In elective placenta praevia cases, the choice of the anaesthetic is at the discretion of the anaesthetist but there is increasing evidence to support the safety of regional anaesthesia. If regional anaesthesia is used, consideration should be given to a combined spinal/epidural technique to allow time for surgery. As general anaesthesia may be necessary, the patient should be fully prepared for conversion. For placenta accreta cases, although some centres advocate the use of regional anaesthesia, general anaesthesia may allow more control.

In emergencies, haemodynamic instability and concerns over coagulopathy make general anaesthesia the technique of choice. Nevertheless, if a working epidural is in place then cautious top-ups may be appropriate. Senior anaesthesiologists should be involved early in all cases.
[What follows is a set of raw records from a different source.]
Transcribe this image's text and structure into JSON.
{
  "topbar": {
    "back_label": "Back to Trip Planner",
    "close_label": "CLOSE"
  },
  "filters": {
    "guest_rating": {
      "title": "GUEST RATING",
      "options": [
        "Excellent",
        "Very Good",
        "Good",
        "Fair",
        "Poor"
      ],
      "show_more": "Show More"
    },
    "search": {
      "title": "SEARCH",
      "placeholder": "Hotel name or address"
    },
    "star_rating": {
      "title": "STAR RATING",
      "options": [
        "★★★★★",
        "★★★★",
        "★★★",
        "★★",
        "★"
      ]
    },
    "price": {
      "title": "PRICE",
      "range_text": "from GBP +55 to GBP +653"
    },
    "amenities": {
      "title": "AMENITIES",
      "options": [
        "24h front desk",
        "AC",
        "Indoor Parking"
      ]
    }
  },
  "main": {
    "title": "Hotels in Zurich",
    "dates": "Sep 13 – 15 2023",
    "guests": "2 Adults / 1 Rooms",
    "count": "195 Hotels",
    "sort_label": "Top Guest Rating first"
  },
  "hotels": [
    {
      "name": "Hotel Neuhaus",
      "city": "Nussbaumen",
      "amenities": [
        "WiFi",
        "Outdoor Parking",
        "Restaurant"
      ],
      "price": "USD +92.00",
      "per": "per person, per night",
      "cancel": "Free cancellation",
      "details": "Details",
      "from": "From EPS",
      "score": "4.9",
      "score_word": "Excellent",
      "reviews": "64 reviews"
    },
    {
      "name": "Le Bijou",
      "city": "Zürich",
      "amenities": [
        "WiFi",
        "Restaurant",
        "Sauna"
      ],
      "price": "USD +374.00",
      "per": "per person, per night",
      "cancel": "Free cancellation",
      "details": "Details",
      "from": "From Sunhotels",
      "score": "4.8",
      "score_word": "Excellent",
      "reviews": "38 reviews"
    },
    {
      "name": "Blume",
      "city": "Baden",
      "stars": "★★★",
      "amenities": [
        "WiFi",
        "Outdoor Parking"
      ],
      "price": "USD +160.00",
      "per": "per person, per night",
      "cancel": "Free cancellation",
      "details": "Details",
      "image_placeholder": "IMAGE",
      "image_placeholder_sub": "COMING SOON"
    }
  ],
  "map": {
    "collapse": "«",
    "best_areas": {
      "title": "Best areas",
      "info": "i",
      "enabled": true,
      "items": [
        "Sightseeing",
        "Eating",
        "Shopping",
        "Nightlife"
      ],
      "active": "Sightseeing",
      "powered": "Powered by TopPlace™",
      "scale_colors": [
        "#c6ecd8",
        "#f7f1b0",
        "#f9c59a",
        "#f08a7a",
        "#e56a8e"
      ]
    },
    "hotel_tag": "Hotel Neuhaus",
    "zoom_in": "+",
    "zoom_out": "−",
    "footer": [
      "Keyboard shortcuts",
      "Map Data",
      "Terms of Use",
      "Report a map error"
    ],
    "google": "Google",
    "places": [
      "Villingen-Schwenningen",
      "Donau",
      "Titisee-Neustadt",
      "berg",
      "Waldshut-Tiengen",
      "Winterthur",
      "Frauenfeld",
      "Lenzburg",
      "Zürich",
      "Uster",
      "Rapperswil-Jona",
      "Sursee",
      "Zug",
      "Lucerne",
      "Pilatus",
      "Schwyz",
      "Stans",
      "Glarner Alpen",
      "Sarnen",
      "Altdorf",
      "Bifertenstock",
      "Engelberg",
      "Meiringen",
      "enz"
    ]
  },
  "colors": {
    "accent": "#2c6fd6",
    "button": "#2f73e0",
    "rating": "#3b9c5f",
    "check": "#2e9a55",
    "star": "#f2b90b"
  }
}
Rapid restoration of intravascular volume is generally initiated with the use of warmed, non-dextrose-containing crystalloid, including lactated Ringer solution and normal saline. Although crystalloid can restore intravascular volume, RBCs are needed to ensure adequate oxygen-carrying capacity of blood and avoid acidosis. There is currently no consensus on the optimal pathway for resuscitation of massive bleeding in the obstetric patient. Given the unique changes in the coagulation and fibrinolytic systems accompanying pregnancy, most obstetric-specific massive transfusion protocols suggest resuscitation with the early administration of red blood cells (RBC), fresh frozen plasma (FFP), cryoprecipitate and platelets. In the setting of haemorrhage unresponsive to blood component therapy, consideration should be given to pro-haemostatic and anti-fibrinolytic agents. Furthermore, the use of cell salvage techniques offers the ability to recycle blood lost from the surgical field, potentially minimizing heterologous transfusion and associated complications.

A high-dependency setting is appropriate for at least half of those with a major obstetric haemorrhage. The majority who do require intensive care do so only for mechanical ventilation and usually for less than 48 hours.


All maternity units and hospitals should have in place protocols that include the use of IR in the management of obstetric cases where PPH is likely. In addition, hospitals must have clear strategies for the management of unpredicted PPH. In hospitals with an IR service, treatment algorithms must be drawn up which clearly identify the timing and place of IR in the management of PPH. Where IR services are not available locally or where there is no continuous on-call IR service, hospitals should ensure that there is an agreed formal arrangement for the provision of these services either with a larger centre nearby or through formation of a network with surrounding hospitals. Anaesthesiologists should be involved early and a team decision should be made to decide and formulate the best plan for a particular patient to improve the outcome.